Content git repository best practices

Sometimes, git’s flexibility can lead to repositories that cause issues when used with nbgitpuller. Here are some recommendations to make your nbgitpuller experience smoother.

Never force push

Never use --force or --force-with-lease when pushing to your repositories. This is general good git practice, and unless you have fairly deep understanding of how git works, it might screw up some of your users’ local repositories beyond repair.

If you are using GitHub, you should enable protected branches to prevent accidental force pushes.

Prevent your repos from becoming huge

Larger git repos increase chances of timeouts and other intermittent failures that will be difficult to debug.
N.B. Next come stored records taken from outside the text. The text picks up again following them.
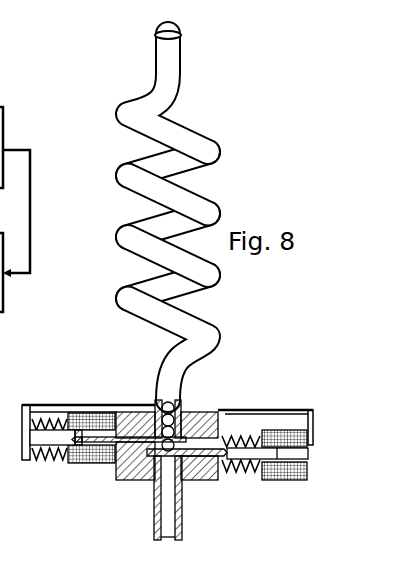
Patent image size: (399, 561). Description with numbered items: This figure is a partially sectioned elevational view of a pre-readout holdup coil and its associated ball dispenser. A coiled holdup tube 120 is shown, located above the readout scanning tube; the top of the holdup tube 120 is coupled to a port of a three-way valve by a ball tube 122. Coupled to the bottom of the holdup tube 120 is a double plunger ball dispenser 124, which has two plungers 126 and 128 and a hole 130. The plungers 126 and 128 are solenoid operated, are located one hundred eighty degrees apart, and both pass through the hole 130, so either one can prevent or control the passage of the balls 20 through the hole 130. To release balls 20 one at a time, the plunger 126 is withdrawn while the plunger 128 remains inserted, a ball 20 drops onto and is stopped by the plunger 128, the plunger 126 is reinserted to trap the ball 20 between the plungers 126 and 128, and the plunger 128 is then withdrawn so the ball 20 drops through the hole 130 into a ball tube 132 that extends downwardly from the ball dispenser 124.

The ball 20 is at (181, 408).
The coiled holdup tube 120 is at (203, 135).
The ball tube 122 is at (177, 47).
The double plunger ball dispenser 124 is at (190, 482).
The plunger 126 is at (133, 415).
The plunger 128 is at (203, 445).
The hole 130 is at (158, 462).
The ball tube 132 is at (154, 522).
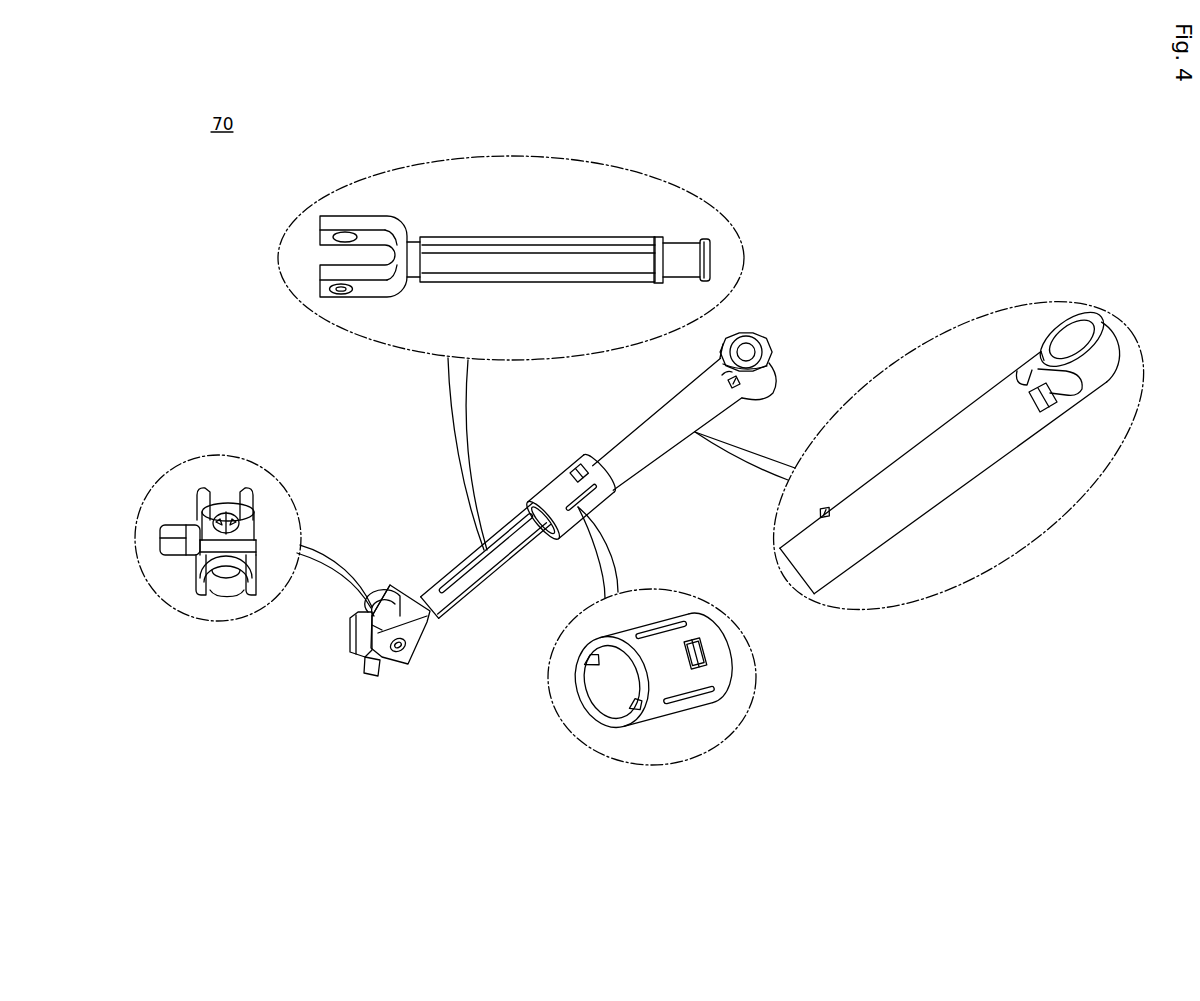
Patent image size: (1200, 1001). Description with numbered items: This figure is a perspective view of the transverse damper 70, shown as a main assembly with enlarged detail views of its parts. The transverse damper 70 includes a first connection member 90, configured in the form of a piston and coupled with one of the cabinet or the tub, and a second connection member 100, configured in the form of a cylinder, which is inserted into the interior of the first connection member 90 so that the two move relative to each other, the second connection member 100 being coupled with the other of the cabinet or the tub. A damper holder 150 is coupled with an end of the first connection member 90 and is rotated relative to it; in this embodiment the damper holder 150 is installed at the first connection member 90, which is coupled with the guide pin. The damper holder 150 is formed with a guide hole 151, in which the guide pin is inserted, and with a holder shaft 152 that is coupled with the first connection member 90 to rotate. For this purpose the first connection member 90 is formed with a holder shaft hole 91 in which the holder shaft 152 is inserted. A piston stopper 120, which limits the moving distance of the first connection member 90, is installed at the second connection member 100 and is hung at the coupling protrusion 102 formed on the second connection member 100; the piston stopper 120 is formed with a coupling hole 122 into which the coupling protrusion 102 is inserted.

The transverse damper 70 is at (666, 524).
The first connection member 90 is at (401, 196).
The holder shaft hole 91 is at (343, 293).
The second connection member 100 is at (928, 418).
The coupling protrusion 102 is at (826, 512).
The piston stopper 120 is at (547, 468).
The coupling hole 122 is at (708, 658).
The damper holder 150 is at (371, 675).
The guide hole 151 is at (236, 521).
The holder shaft 152 is at (218, 578).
They might leave your git repo in strange states too - contents fetched but not checked out, half-fetched, etc. Try and keep it small - under 100MB is great, under 1G is ok, but anything more is probably asking for trouble.
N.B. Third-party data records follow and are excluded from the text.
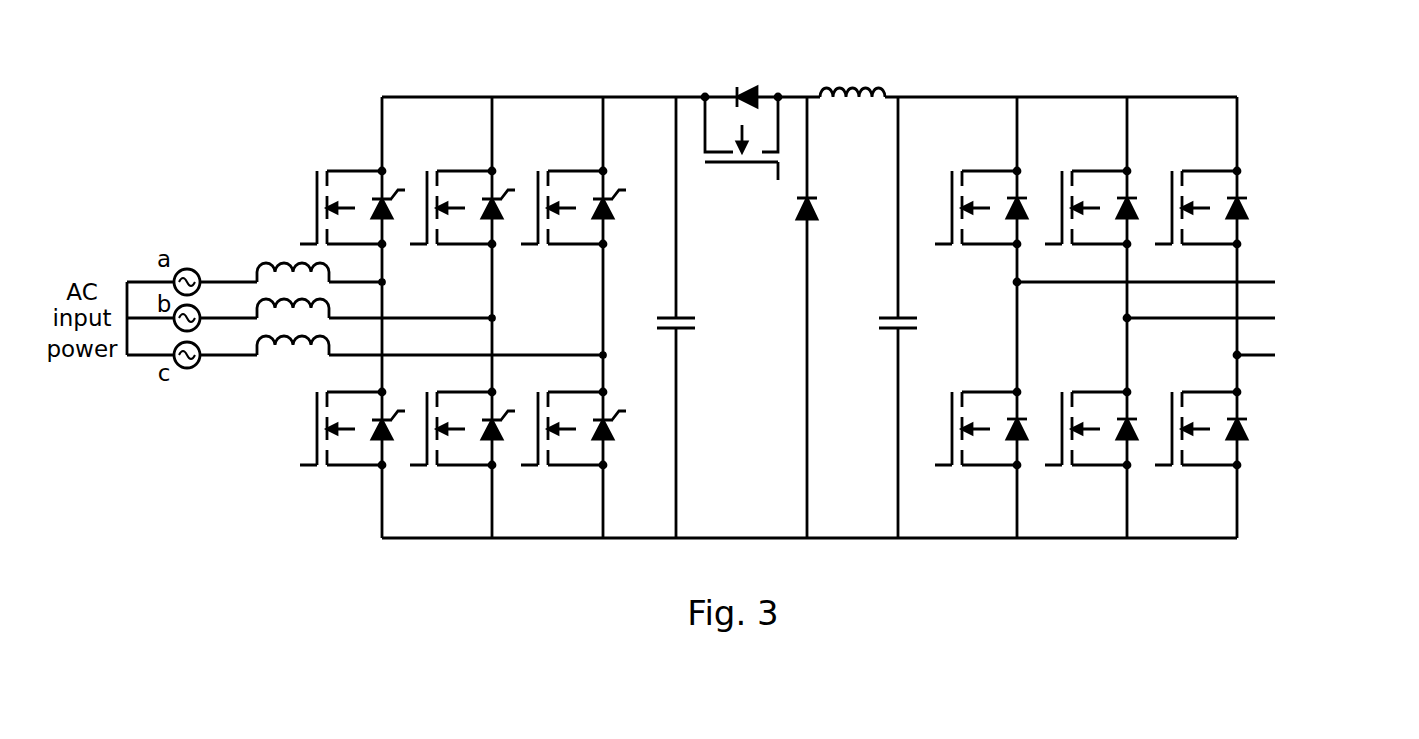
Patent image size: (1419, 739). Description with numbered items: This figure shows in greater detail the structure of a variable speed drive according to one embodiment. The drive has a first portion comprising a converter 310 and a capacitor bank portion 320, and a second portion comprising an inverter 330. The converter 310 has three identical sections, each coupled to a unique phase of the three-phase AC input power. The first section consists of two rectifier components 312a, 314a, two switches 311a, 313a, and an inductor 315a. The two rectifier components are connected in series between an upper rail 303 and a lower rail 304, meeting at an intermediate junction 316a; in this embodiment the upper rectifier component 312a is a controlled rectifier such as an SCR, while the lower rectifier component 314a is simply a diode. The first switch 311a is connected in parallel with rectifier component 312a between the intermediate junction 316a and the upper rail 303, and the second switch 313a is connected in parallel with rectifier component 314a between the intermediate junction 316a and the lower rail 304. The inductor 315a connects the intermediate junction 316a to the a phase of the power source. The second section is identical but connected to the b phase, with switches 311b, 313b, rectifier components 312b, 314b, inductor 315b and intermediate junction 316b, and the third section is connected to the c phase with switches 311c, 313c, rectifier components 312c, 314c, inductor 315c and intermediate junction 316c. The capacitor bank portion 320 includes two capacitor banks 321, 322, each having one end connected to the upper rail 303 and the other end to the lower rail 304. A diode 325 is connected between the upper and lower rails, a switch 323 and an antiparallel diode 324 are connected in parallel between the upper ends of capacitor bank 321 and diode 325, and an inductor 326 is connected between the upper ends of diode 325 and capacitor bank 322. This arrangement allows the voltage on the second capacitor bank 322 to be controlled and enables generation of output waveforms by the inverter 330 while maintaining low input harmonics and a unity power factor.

The upper rail 303 is at (654, 100).
The lower rail 304 is at (705, 538).
The converter 310 is at (340, 80).
The first switch 311a is at (308, 169).
The first switch 311b is at (435, 254).
The first switch 311c is at (545, 250).
The rectifier component 312a is at (393, 180).
The rectifier component 312b is at (503, 180).
The rectifier component 312c is at (620, 207).
The second switch 313a is at (321, 472).
The second switch 313b is at (431, 472).
The second switch 313c is at (541, 472).
The rectifier component 314a is at (392, 412).
The rectifier component 314b is at (502, 412).
The rectifier component 314c is at (612, 412).
The inductor 315a is at (287, 252).
The inductor 315b is at (250, 298).
The inductor 315c is at (280, 360).
The intermediate junction 316a is at (391, 283).
The intermediate junction 316b is at (486, 324).
The intermediate junction 316c is at (595, 348).
The capacitor bank portion 320 is at (653, 80).
The capacitor bank 321 is at (665, 309).
The capacitor bank 322 is at (880, 299).
The switch 323 is at (745, 174).
The antiparallel diode 324 is at (744, 84).
The diode 325 is at (794, 226).
The inductor 326 is at (858, 120).
The inverter 330 is at (980, 80).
Large datasets are the biggest reason for increasing repository sizes. Try distribute datasets some other way, use a subset of data, or compress your data if you need to.

Don’t add .ipynb_checkpoints (and similar files) to your git repo

Jupyter uses a hidden .ipynb_checkpoints directory to temporarily autosave copies of the notebook. If you accidentally commit your local computer’s copy of this to the git repo, it can cause hard to debug issues when students click nbgitpuller links. The students’ Jupyter Notebook servers in the JupyterHub will also generate .ipynb_checkpoints for autosaving, and conflicts between these two can cause issues. Similar issues can happen with other temporary, hidden files - like .DS_Store, __pycache__, etc.

Adding .ipynb_checkpoints to your repo’s .gitignore file will eliminate this class of issues completely. git add and similar commands will no longer accidentally include them in your repo. You can download this python specific gitignore file and put it in your repo as .gitignore, and it should take care of this.